Najbardziej optymalnym i pożądanym ciśnieniem jest 120/80, nadciśnienie to powyzej 140/90. Powyżej uznawane jest za nadciśnienie- zalecam kontrolne mierzenie ciśnienia przez najbliższy okres żeby sprawdzić czy mąż ma nadciśnienie. Czasami wyższy jednorazowy pomiar może o niczym nie świadczyć - mąż mógł wypić przed pomiarem kawę, być po wysiłku lub się zestresował samym pomiarem. Czasami od razu też nie jest potrzebne specjalistyczne leczenia, niekiedy ograniczenie soli w diecie przynosi wspaniałe rezultaty w postaci obniżenia ciśnienia.

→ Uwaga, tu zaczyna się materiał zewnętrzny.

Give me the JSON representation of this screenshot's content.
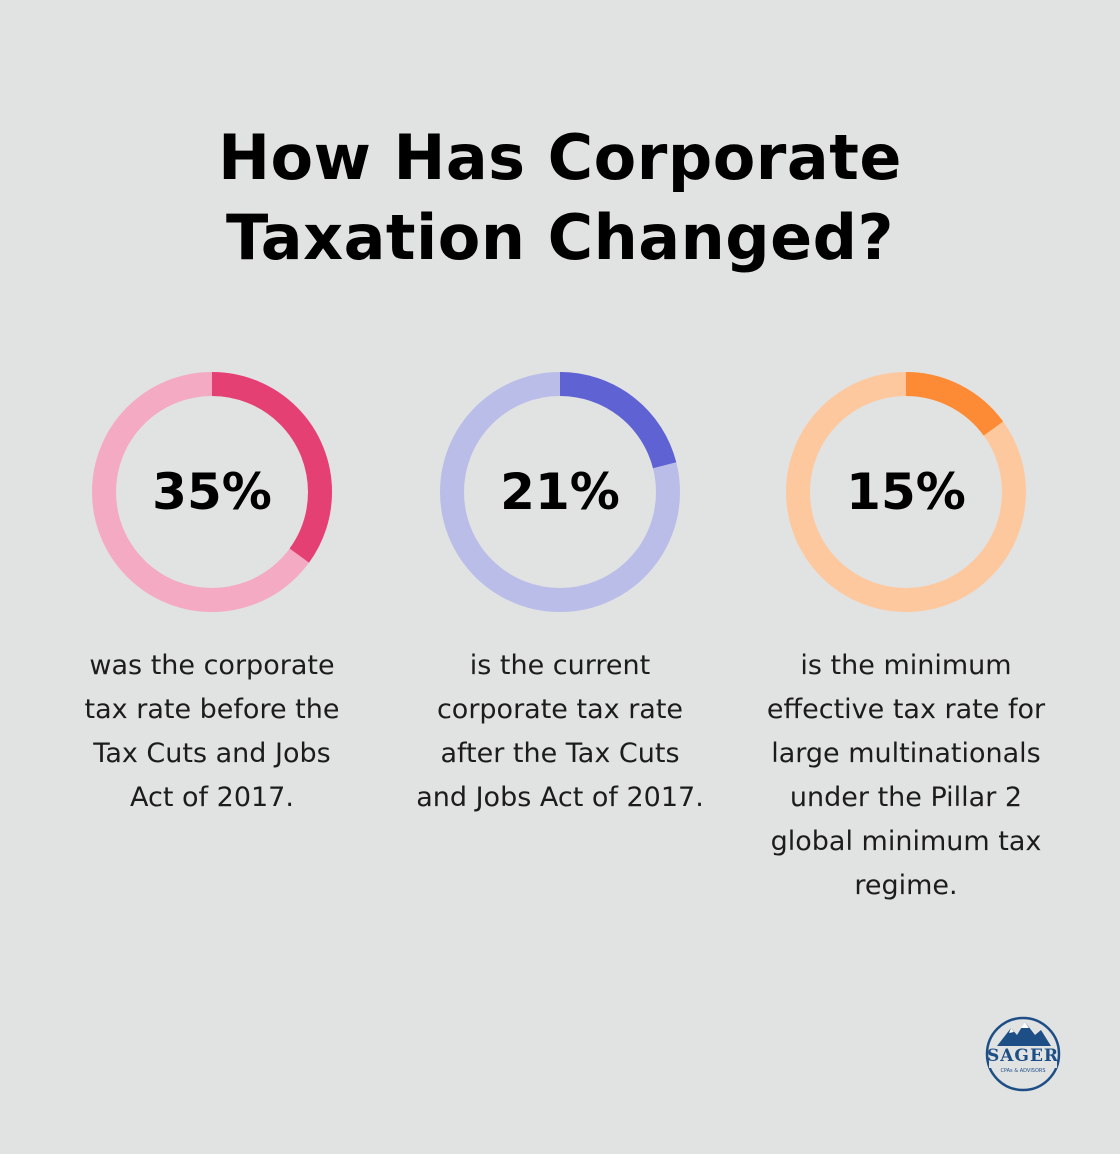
{
  "title_lines": [
    "How Has Corporate",
    "Taxation Changed?"
  ],
  "chart_data": [
    {
      "type": "pie",
      "value": 35,
      "label": "35%",
      "description": [
        "was the corporate",
        "tax rate before the",
        "Tax Cuts and Jobs",
        "Act of 2017."
      ],
      "colors": {
        "filled": "#e54074",
        "track": "#f4aac3"
      }
    },
    {
      "type": "pie",
      "value": 21,
      "label": "21%",
      "description": [
        "is the current",
        "corporate tax rate",
        "after the Tax Cuts",
        "and Jobs Act of 2017."
      ],
      "colors": {
        "filled": "#5e62d2",
        "track": "#bbbde9"
      }
    },
    {
      "type": "pie",
      "value": 15,
      "label": "15%",
      "description": [
        "is the minimum",
        "effective tax rate for",
        "large multinationals",
        "under the Pillar 2",
        "global minimum tax",
        "regime."
      ],
      "colors": {
        "filled": "#fd8a34",
        "track": "#fec89f"
      }
    }
  ],
  "logo": {
    "name": "SAGER",
    "tagline": "CPAs & ADVISORS",
    "color": "#1d4f86",
    "icon": "mountain-icon"
  }
}
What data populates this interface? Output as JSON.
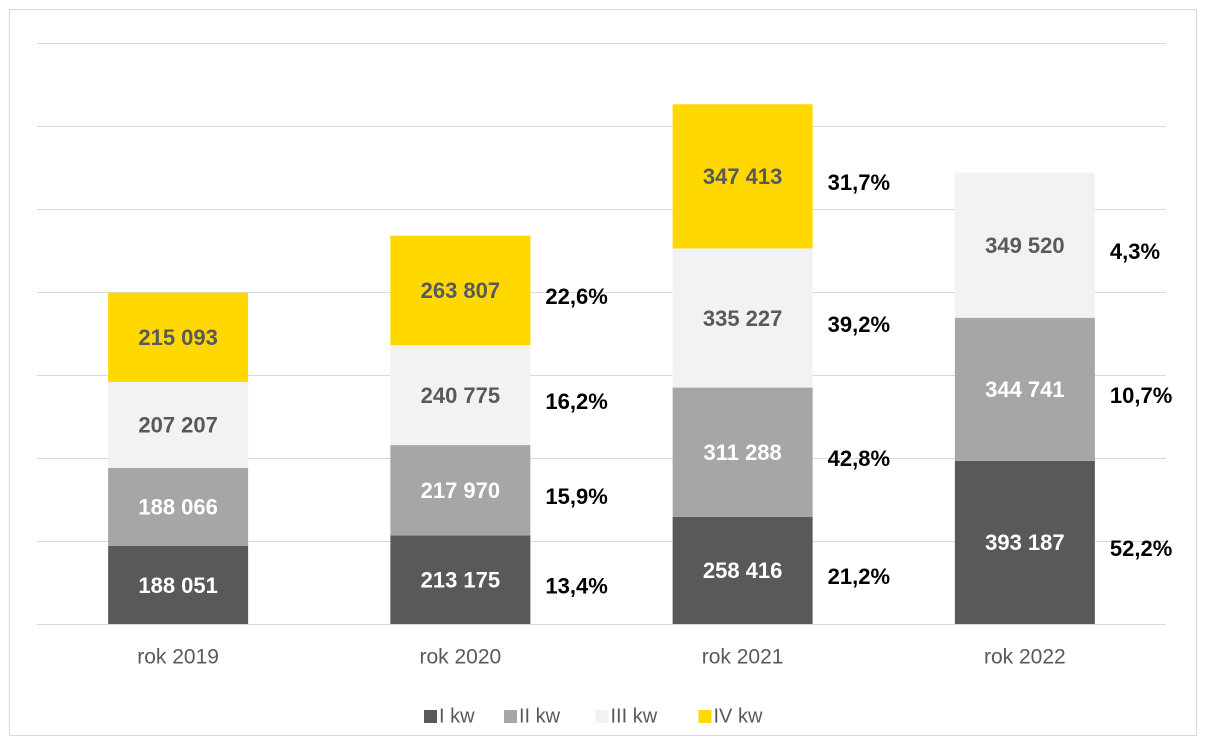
{
  "chart_data": {
    "type": "stacked_bar",
    "categories": [
      "rok 2019",
      "rok 2020",
      "rok 2021",
      "rok 2022"
    ],
    "ylim": [
      0,
      1400000
    ],
    "yticks": [
      0,
      200000,
      400000,
      600000,
      800000,
      1000000,
      1200000,
      1400000
    ],
    "grid": true,
    "legend": "bottom",
    "series": [
      {
        "name": "I kw",
        "color": "#595959",
        "label_color": "#ffffff",
        "values": [
          188051,
          213175,
          258416,
          393187
        ],
        "value_labels": [
          "188 051",
          "213 175",
          "258 416",
          "393 187"
        ],
        "changes": [
          null,
          13.4,
          21.2,
          52.2
        ],
        "change_labels": [
          null,
          "13,4%",
          "21,2%",
          "52,2%"
        ]
      },
      {
        "name": "II kw",
        "color": "#a6a6a6",
        "label_color": "#ffffff",
        "values": [
          188066,
          217970,
          311288,
          344741
        ],
        "value_labels": [
          "188 066",
          "217 970",
          "311 288",
          "344 741"
        ],
        "changes": [
          null,
          15.9,
          42.8,
          10.7
        ],
        "change_labels": [
          null,
          "15,9%",
          "42,8%",
          "10,7%"
        ]
      },
      {
        "name": "III kw",
        "color": "#f2f2f2",
        "label_color": "#595959",
        "values": [
          207207,
          240775,
          335227,
          349520
        ],
        "value_labels": [
          "207 207",
          "240 775",
          "335 227",
          "349 520"
        ],
        "changes": [
          null,
          16.2,
          39.2,
          4.3
        ],
        "change_labels": [
          null,
          "16,2%",
          "39,2%",
          "4,3%"
        ]
      },
      {
        "name": "IV kw",
        "color": "#ffd800",
        "label_color": "#595959",
        "values": [
          215093,
          263807,
          347413,
          null
        ],
        "value_labels": [
          "215 093",
          "263 807",
          "347 413",
          null
        ],
        "changes": [
          null,
          22.6,
          31.7,
          null
        ],
        "change_labels": [
          null,
          "22,6%",
          "31,7%",
          null
        ]
      }
    ]
  }
}
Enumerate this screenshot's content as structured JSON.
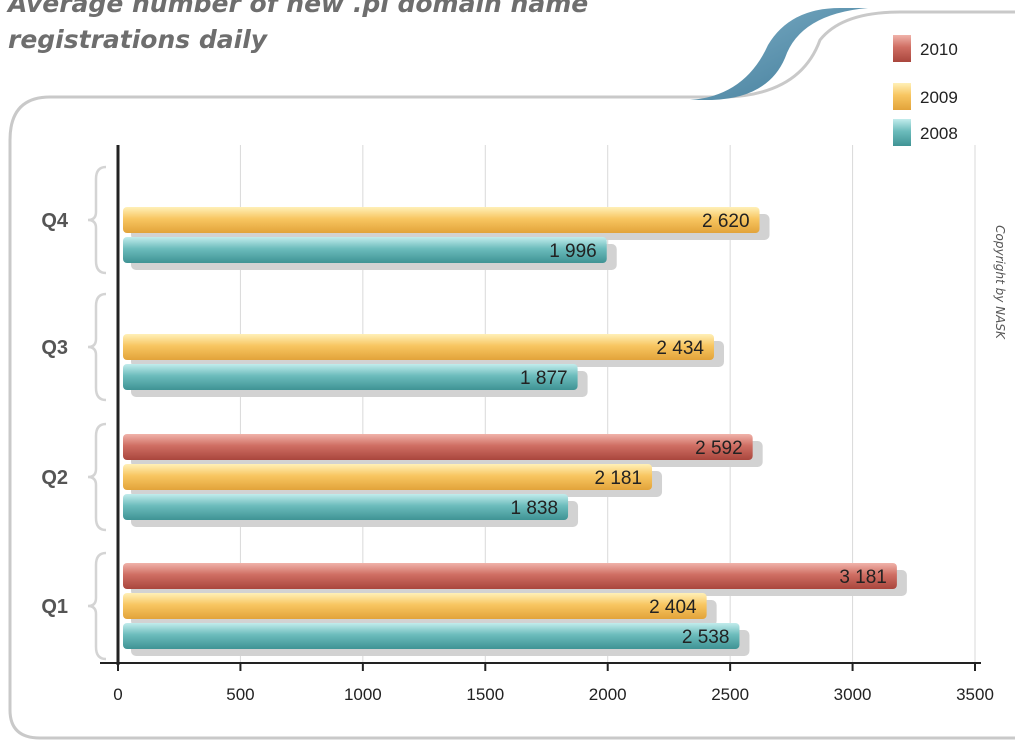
{
  "chart_data": {
    "type": "bar",
    "orientation": "horizontal",
    "title": "Average number of new .pl domain name registrations daily",
    "categories": [
      "Q1",
      "Q2",
      "Q3",
      "Q4"
    ],
    "series": [
      {
        "name": "2010",
        "color": "#c8645a",
        "values": [
          3181,
          2592,
          null,
          null
        ],
        "labels": [
          "3 181",
          "2 592",
          "",
          ""
        ]
      },
      {
        "name": "2009",
        "color": "#f5c35a",
        "values": [
          2404,
          2181,
          2434,
          2620
        ],
        "labels": [
          "2 404",
          "2 181",
          "2 434",
          "2 620"
        ]
      },
      {
        "name": "2008",
        "color": "#5fb4b4",
        "values": [
          2538,
          1838,
          1877,
          1996
        ],
        "labels": [
          "2 538",
          "1 838",
          "1 877",
          "1 996"
        ]
      }
    ],
    "xlim": [
      0,
      3500
    ],
    "xticks": [
      0,
      500,
      1000,
      1500,
      2000,
      2500,
      3000,
      3500
    ],
    "grid": true,
    "legend": "top-right"
  },
  "copyright": "Copyright by NASK"
}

Optymalnym ciśnieniem jest 120/80 mm Hg
O nadciśnieniu mówimy gdy kolejne pomiary (nie pomiar jednorazowy) wskazują na ciśnienie powyżej 140/90 mm Hg.
Na podwyższone ciśnienie krwi podczas pomiarów może wpłynąć wiele czynników m.in stres związany z pomiarem, wysiłek, czy też wypicie kawy lub napoju zawierającego kofeinę. alkohol jest także czynnikiem podwyższającym ciśnienie, a spożywanie alkoholu w nadmiernych ilościach może spowodować niekorzystne zmiany w naczyniach krwionośnych.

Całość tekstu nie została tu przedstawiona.